Mom likes short, simple ones. Eats invented by the Junior League of Denver or the editors of the local paper. I like easy recipes, too, but ones from foreign countries or well-known national chefs, like Rick Bayless or Marco Canora. Which means that over the years, Mom and I have built drastically different recipe boxes, filled with flavors a generation apart.
There are, though, a few recipes that you find in each of our boxes. Chlodnik, or chilled Polish beet soup, is one of those. It comes from the yellowing pages of my mom’s Polish recipe book and blends earthy beets with tangy, salty pickles, crunchy cucumbers, and sweet dill.
I remember eating it, as a child with my family, gathered around the backyard table. My sister and I would gulp it down, craving the chill of the sweet, sour cream-accented broth and filling up on the chunks of fresh vegetable and hard-boiled egg. Between bites, my Polish-American father would declare that Poles make a more flavorful chilled soup than the Spanish do.
These days, though, despite our recipe connection, I don’t often see my mom—or, for that matter, my family. But last week, on Wednesday, I made chlodnik (pronounced whoad-nick), and Thursday, on my way to the airport, I swung by my parents’ house. I carried with me a large Tupperware of the deep pink soup, and when I walked in the house, my dad said, “Oh, chlodnik. That’s so much better than gazpacho.” And my mom, reaching past the closet where yesterdays’ food section sat with the recycling, hugged me.
Chlodnik: Polish Beet Soup
Serves 8-10
This chilled beet soup is a blend of two recipes from my mom’s tattered Polish cookbook. In it, ruby red beets meet crunchy cucumbers and salty pickles. Which makes for a deep pink, highly refreshing soup that my Polish-American father claims is better than gazpacho.

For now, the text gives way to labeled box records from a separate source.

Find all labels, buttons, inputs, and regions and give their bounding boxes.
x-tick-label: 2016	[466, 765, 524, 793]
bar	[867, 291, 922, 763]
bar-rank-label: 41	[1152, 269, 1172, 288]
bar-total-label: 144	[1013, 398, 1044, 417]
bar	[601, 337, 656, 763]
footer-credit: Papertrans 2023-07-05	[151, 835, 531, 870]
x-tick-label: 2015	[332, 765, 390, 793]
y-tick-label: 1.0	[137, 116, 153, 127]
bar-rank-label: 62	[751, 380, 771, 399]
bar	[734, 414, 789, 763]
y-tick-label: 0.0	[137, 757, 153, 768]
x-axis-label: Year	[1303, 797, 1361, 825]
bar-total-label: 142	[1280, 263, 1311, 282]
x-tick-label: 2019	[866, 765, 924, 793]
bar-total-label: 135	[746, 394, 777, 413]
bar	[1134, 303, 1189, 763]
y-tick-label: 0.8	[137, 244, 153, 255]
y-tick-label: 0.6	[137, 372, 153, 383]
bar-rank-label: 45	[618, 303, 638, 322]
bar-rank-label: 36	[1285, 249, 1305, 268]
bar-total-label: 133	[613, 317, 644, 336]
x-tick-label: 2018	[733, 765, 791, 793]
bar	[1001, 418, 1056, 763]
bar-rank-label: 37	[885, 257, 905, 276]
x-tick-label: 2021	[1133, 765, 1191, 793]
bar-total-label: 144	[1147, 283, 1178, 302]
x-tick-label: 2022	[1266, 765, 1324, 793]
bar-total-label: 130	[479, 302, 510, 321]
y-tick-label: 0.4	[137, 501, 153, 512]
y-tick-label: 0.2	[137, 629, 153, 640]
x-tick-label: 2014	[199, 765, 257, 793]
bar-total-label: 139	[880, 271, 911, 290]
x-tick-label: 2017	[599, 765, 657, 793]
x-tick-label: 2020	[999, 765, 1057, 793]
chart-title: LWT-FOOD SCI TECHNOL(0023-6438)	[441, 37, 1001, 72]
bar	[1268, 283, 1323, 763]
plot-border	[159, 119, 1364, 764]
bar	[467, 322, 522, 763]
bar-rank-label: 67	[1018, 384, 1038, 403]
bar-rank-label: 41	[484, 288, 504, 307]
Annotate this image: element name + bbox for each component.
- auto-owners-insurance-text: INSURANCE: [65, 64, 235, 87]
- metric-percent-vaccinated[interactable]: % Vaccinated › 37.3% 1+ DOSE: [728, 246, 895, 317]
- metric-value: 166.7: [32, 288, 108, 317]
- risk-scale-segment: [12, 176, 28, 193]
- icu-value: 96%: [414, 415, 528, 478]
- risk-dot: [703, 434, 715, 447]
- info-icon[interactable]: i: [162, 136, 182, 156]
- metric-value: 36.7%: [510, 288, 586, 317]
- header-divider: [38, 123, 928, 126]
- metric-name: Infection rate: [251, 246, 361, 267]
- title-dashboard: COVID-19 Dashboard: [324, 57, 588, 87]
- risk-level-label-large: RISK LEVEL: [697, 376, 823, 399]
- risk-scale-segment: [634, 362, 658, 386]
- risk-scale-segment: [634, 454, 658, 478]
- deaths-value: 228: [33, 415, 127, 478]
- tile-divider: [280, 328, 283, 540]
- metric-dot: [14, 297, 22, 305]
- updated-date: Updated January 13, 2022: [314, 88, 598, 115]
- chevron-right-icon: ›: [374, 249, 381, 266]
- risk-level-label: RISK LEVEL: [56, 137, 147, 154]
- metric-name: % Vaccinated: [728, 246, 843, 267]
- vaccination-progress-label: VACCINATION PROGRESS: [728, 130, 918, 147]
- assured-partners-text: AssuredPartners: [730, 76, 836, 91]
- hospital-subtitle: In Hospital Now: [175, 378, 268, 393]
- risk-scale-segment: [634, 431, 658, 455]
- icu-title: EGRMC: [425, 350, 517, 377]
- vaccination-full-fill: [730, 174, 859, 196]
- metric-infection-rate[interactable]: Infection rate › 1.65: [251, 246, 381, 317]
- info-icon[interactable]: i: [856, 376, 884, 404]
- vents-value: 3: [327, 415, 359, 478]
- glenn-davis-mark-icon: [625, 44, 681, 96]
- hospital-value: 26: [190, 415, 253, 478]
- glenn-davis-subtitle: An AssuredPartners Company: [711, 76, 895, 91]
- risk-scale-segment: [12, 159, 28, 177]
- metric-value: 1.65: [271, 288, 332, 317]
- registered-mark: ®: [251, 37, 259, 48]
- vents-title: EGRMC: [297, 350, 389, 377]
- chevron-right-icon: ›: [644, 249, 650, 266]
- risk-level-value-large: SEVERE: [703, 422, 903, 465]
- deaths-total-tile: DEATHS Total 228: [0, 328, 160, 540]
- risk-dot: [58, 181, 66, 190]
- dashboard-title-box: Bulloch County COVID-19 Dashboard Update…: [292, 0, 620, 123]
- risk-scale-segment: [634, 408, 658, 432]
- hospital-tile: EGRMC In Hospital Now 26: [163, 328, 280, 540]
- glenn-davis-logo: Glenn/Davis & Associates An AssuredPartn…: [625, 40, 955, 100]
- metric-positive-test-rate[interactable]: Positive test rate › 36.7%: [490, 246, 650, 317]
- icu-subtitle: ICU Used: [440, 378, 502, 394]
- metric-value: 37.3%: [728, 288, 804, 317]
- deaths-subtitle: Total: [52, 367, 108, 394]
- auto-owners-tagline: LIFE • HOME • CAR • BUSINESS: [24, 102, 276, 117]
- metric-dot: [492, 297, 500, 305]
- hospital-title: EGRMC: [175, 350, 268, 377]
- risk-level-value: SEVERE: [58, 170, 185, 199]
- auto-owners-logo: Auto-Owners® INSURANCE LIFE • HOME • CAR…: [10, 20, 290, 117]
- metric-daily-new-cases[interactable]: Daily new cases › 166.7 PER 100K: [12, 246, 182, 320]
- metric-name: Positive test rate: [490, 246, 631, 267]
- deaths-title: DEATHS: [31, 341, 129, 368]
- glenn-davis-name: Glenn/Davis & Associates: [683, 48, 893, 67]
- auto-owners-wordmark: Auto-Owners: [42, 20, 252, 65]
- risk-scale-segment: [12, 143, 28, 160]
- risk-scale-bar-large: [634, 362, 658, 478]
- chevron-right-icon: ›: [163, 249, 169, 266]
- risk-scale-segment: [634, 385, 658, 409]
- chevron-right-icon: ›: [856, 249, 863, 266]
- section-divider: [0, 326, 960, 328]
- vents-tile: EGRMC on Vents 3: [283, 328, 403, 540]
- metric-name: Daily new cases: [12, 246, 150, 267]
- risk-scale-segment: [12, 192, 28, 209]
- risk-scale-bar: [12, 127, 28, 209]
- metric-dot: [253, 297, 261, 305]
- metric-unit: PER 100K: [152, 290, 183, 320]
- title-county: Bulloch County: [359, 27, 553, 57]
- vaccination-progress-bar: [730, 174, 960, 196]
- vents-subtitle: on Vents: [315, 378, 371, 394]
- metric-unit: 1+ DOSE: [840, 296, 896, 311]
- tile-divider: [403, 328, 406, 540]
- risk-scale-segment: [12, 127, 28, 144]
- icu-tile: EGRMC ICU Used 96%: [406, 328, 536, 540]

4 large beets with stalks and leaves, washed
4 cups beef broth
¼ cup water
2 tablespoons flour
½ teaspoon sugar
1 tablespoon freshly squeezed lemon juice
¾ cup pickle juice, from the jar
½ cup sour cream
2 large dill pickles, diced
3 pickling cucumbers, diced
1 clove garlic, minced
1 tablespoon fresh dill leaves
3 scallions, sliced thin
Salt and freshly ground pepper to taste
5 hard boiled eggs, peeled and halved
Cut leaves and stalks from beets, and place them in large saucepan along with beet roots. Cover with water, bring to a boil, and cook beets until tender, about 35 minutes. Reserving the cooking water, remove beets and leaves. Discard the stocks and leaves, and let beets cool, about 20 minutes. Peel and dice beets.
While the beets are cooking, heat the beef broth in a medium saucepan over medium-high heat. Combine the flour and water until smooth. When broth is simmering, add flour mixture and sugar. Cook for one minute, remove from heat, and cool about 20 minutes.
When beef mixture has cooled, add lemon and pickle juices, plus sour cream. Whisk until combined. Add beets, pickles, cucumbers, garlic, dill, and scallions. If soup seems too thick, add reserved beet water. Season with salt and freshly ground pepper. Chill for at least 2 hours.
To serve, fill bowls with soup and top with half a hard-boiled egg.